By Allison Lampert
MONTREAL, Sept 16 (Reuters) - Social media claimed another
victim on Wednesday in Canada's federal election campaign as the
centrist Liberal Party dumped a candidate and denounced online
remarks he made that suggested the country's national police
force was the Canadian Gestapo.
Alberta candidate Chris Austin, who was removed for having
views that were "irreconcilable" with the party's values, is the
latest would-be politician who has had a career derailed by the
democratization of the vetting process via the Internet.
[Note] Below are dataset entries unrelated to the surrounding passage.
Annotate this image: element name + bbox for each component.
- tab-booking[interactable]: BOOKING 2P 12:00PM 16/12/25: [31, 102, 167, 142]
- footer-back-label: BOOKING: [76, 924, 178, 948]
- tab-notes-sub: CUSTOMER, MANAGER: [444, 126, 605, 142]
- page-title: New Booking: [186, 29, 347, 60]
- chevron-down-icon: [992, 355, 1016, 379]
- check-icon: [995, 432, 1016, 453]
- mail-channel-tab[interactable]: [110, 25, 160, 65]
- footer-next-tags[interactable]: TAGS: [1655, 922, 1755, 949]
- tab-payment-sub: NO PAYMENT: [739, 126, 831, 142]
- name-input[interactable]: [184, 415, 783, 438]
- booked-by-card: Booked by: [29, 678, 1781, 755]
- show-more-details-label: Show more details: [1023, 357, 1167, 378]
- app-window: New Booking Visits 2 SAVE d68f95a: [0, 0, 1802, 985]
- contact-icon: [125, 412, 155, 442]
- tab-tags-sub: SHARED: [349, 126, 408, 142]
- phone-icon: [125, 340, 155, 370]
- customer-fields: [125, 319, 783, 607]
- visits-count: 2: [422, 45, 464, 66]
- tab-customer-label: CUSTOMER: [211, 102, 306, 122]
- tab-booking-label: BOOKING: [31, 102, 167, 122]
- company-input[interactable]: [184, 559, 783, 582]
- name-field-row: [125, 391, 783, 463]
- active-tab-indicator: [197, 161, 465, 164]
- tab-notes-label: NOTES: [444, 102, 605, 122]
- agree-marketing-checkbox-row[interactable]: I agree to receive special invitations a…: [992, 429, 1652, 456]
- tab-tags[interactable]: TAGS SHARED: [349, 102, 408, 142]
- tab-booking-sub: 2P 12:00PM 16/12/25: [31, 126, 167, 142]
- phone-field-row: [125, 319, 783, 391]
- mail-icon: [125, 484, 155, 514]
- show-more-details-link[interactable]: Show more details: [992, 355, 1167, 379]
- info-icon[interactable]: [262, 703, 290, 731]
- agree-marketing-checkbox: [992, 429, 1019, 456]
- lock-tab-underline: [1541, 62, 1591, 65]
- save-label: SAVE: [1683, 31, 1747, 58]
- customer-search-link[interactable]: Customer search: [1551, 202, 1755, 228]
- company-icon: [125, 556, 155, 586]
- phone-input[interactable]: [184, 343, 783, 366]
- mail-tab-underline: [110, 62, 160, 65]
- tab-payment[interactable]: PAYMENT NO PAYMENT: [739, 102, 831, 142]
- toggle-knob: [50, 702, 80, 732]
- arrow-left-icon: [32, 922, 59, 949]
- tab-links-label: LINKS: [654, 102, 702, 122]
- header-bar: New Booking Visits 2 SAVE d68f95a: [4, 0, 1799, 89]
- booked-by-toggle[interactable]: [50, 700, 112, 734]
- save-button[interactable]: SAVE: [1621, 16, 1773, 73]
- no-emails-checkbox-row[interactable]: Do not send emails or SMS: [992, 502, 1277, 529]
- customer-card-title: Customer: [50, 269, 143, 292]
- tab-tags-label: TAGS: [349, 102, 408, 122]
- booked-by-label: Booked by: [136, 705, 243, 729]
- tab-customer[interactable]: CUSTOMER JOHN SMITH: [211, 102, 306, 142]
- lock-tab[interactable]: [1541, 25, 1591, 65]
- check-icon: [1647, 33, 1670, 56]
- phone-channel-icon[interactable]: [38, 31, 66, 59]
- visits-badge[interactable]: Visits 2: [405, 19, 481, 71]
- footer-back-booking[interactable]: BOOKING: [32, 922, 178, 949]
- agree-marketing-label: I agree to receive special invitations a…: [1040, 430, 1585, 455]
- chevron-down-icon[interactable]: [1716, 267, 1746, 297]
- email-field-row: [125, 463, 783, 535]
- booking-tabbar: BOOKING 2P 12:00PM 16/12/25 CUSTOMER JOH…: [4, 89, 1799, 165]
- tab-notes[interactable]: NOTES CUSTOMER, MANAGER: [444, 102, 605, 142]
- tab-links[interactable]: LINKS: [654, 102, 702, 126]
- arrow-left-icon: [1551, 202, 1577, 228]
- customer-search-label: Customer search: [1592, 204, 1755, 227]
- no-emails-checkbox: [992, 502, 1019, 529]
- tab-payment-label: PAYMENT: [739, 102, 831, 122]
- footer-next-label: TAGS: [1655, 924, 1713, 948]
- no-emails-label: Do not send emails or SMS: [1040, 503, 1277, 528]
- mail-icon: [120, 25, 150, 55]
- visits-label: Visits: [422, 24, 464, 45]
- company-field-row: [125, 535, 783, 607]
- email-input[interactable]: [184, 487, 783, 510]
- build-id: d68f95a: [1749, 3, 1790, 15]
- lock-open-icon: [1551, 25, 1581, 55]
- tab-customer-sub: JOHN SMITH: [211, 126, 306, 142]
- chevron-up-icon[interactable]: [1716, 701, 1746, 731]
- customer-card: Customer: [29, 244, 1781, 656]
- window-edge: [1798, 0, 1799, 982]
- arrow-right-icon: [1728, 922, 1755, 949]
"Now we're vetting in public," said Fenwick McKelvey, a
communications professor at Montreal's Concordia University who
has been studying Internet use and political campaigns in Canada
since 2006.
"Members of the public who are politically active can
investigate a candidate's entire history," he noted.
The Liberal Party's decision to remove Austin after his
comments were circulated on Facebook (NASDAQ:FB) comes a day after the rival
Conservative Party dumped a Newfoundland candidate for making
sexually explicit and racist comments on social media.
Dale was the seventh Conservative candidate to be dropped by
the party for various gaffes, according to punditsguide.ca, an
online database of federal election statistics. With Austin, the
Liberal party has dropped five candidates, with the NDP losing
another two, the site said in a tweet.
"In the past we went through the garbage in our driveways.
Now we're going through the garbage online," said Mitch Joel,
president of Mirum, a global digital marketing agency.
But McKelvey said the explosion of social media use in
modern elections has also raised concerns over whether certain
candidates are being targeted by political rivals under the
anonymity of the Internet, or are being unfairly attacked for
remarks made in their youth.
He pointed to one blogger who targets the Conservatives by
digging up their candidates' online history.
In Canada's mostly French-language province of Quebec, an
18-year-old candidate for the separatist Bloc Quebecois was
ridiculed in August for online remarks about wanting her "cell,
a penis and lots of chips" in the event of a nuclear disaster.
The Bloc decided not to remove the candidate, VirJiny
Provost, in part to show other young adults that an embarrassing
online remark from the past should not derail a political
career, party spokesman Dominic Vallieres said.
"What she said was something that was awkward maybe, but it
wasn't racist or misogynist," Vallieres said. "This is a new
generation of young people who have no filter on social media."